Sus divagaciones estéticas seducen continuamente nuestra mirada, nos cautivan con su compleja belleza, transportándonos a ese territorio, no tan ignoto como algunos piensan, donde las pasiones hunden sus raíces para perturbar nuestros sentidos y reactivar nuestra conciencia lejos de los esquemas morales que guían nuestra vida en la sociedad.
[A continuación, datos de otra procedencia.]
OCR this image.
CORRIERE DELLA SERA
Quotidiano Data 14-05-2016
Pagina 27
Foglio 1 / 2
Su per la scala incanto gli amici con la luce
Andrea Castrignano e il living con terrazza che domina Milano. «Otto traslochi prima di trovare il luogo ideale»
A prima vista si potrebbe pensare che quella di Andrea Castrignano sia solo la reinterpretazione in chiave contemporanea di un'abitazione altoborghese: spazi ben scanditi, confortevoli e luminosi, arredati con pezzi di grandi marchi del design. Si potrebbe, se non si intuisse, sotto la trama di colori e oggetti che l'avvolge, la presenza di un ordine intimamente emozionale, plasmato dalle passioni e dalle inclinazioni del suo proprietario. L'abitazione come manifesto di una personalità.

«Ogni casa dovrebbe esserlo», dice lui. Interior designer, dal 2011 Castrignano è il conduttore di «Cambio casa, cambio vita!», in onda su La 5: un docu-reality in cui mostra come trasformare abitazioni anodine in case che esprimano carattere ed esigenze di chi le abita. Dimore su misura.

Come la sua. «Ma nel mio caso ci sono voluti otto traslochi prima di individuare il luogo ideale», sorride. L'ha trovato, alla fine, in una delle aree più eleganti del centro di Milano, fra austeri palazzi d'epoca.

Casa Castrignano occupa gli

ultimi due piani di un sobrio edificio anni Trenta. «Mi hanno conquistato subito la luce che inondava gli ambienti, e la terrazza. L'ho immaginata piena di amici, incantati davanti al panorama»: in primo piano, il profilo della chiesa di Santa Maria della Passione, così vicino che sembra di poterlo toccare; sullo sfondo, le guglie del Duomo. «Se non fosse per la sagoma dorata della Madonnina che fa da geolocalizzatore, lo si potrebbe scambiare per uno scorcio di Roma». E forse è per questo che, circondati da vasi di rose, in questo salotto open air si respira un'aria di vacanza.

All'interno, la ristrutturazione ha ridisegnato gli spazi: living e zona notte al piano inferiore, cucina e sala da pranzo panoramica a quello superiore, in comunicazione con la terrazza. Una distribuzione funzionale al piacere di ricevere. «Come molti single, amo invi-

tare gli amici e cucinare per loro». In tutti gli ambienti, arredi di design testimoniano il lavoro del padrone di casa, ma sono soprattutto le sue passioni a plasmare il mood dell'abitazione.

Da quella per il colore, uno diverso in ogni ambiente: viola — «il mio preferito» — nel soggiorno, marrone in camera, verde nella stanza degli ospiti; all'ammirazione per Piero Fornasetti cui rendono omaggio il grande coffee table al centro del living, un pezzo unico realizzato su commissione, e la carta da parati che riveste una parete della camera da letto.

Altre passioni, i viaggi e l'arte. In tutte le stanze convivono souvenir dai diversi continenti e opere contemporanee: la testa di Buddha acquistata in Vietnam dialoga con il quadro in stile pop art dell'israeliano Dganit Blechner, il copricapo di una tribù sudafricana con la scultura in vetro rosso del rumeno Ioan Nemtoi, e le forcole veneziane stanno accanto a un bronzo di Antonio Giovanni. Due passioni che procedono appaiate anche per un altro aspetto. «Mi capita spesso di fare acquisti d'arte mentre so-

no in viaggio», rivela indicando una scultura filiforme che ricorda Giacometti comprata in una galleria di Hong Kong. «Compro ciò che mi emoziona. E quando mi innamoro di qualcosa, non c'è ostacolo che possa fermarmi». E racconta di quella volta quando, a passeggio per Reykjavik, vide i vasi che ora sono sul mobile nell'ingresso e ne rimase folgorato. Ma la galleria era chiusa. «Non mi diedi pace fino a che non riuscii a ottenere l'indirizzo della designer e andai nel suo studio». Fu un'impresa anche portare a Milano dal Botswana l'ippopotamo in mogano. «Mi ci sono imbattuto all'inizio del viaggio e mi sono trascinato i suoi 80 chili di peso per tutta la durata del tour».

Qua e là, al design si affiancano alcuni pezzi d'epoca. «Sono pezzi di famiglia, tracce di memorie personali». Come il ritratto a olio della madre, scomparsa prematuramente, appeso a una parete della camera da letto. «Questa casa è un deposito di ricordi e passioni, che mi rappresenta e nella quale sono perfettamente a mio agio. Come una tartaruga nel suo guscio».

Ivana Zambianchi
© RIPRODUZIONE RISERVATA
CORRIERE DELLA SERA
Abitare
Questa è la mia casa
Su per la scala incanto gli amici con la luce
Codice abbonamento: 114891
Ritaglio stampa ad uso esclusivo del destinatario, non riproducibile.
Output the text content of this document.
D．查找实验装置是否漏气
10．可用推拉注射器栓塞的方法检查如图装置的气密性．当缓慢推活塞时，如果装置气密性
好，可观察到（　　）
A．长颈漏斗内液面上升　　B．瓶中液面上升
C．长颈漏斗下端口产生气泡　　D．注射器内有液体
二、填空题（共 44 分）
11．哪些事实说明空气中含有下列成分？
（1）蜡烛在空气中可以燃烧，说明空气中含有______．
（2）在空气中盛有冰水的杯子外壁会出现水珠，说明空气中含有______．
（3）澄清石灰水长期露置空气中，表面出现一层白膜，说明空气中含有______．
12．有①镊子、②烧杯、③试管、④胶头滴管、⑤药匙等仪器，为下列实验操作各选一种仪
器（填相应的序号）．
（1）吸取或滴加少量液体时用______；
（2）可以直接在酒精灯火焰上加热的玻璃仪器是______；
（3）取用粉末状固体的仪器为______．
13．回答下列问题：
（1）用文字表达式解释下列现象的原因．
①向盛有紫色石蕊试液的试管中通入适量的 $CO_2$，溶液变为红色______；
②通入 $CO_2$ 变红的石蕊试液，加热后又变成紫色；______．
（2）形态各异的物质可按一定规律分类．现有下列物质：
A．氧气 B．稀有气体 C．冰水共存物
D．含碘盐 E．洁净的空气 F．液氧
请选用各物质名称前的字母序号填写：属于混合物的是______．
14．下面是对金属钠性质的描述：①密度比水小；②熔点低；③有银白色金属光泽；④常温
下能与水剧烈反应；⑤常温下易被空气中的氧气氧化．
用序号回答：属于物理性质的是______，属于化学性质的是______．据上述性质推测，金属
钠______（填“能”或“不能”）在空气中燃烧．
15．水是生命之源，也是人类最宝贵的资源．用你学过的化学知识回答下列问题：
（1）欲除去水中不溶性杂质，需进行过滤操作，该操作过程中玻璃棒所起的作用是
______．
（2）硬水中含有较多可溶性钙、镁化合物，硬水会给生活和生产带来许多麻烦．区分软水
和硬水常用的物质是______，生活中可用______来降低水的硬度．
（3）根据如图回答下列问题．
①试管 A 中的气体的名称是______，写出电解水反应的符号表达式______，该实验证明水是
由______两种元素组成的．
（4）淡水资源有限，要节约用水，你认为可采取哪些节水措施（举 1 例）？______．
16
En cualquier caso, el inolvidable creador de El decálogo y de tantas obras maestras, nos dejó, tras su muerte, una herencia de libertad y estética que encuentra en su trilogía su más fiel y ajustada representación visual. Sus sutiles vínculos, no tanto argumentales como ideológicos, con sus restantes filmes lo sitúan como un vértice más del triángulo filosofal concebido por este director para intentar medir la estatura ética del hombre de nuestro tiempo. Un objetivo particularmente ambicioso y edificante con el que el gran Kieslowski contribuyó a ensanchar la mirada crítica sobre la encrucijada moral de un fin de siglo que él siempre observó con la misma curiosidad, rigor y atención con la que un entomólogo examina el comportamiento de los insectos. Meses antes de morir, Kieslowski ya había iniciado lo que, según muchos de sus exégetas, podría haber devenido en otro de sus prodigios artísticos: un guion inspirado en La Divina Comedia, de Dante, presentado también en forma de trilogía, que había titulado Paraíso, Purgatorio e Infierno. Como Visconti con su frustrado empeño de adaptar En busca del tiempo perdido; Welles con su sueño irrealizado de llevar a la pantalla El Principito; Dreyer con su Vida de Jesús o Kubrick con su anunciada y nunca materializada superproducción sobre Napoleón Bonaparte, el director polaco siguió alimentando sus legítimas ambiciones artísticas mediante un esfuerzo continuo por superarse a sí mismo en su intento por transmitir su particular visión del mundo desde pautas intelectuales tan luminosas y complejas como las que marcó para la posteridad el supremo patriarca de las letras italianas.